Live Review: The Walkmen
For a band that sings about aging out of the scene, the Walkmen drew an awfully young crowd to the Cat's Cradle. At least, that's how it appeared from my usual corner of the stage; maybe I just haven't yet learned to slouch calmly in the back with the other moldy oldies. At any rate, the skewed demographic allowed my friend Micah, who's basically the Walkmen's biggest fan, to twist off such award-winning puns as "You've got a nerve to be playing your new songs" and "When I used to go out I would know everyone that I saw; now when I go out, the only dude I know that I didn't bring is the Pitchfork reviewer." To which I'd add, "Everyone who pretended to like me is working a desk job and coming around to Coldplay."

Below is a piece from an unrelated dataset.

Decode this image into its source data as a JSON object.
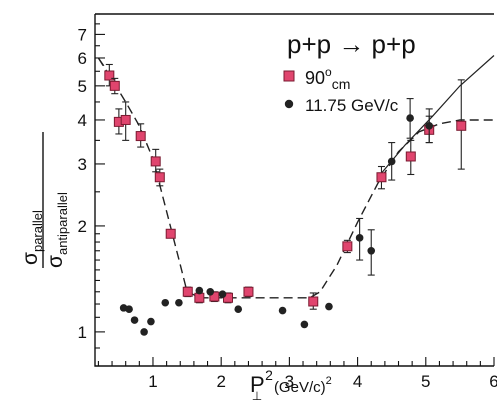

Yeah, getting older's a bitch, but the Walkmen are doing it with grace, and their set, which included a batch of new songs that were good enough to maintain momentum, was bookended with familiar hits. One lapse in consistency: One of the new songs was as close as the band has come to hardcore, and while all the screaming and thrashing was weird in concert, I'm holding out for the album version to decide. If there wasn't any friendly banter, neither was there any forced distance, and the Walkmen rode their shimmering peaks and lulls with aplomb, energy, and understated showmanship. There was Hamilton Leithauser in an off-white Don Johnson blazer, holding the mic in his hand MC-style, suavely propping one foot on the monitor like young Hemingway posing on a tree stump. The entire band resembled college lettermen slumming it, but in a good way.
Throughout the engaging set-- the woozily cascading "Little House of Savages"; the ferocious gallop of "Thinking of a Dream I Had"; the stuttering vamp "Wake Up"; all the humming Farfisa and jingling sleigh bells and the weird rattle that appeared to be a gigantic gourd with a skirt of sea-shells (stolen from Architecture in Helsinki?)-- through all this, one burning question tacitly hung over the room: Were they going to play "The Rat"? Walkmen, consummate showmen that they are, held it until the last song before the encore, and then tore into it like they hated it (by now, maybe they do). Everyone went insane; there's something to be said for delayed gratification. The starry haze of "What's in It For Me" was an ideal encore, a gentle return to orbit after the runaway shuttle of "The Rat". Another friend of mine complained about Leithauser's lack of interaction with the band, but to me, that's part of the appeal-- they created the glittering space; he was the lost astronaut floating though it. It's an apt visual metaphor for being cast adrift in places that once felt like home.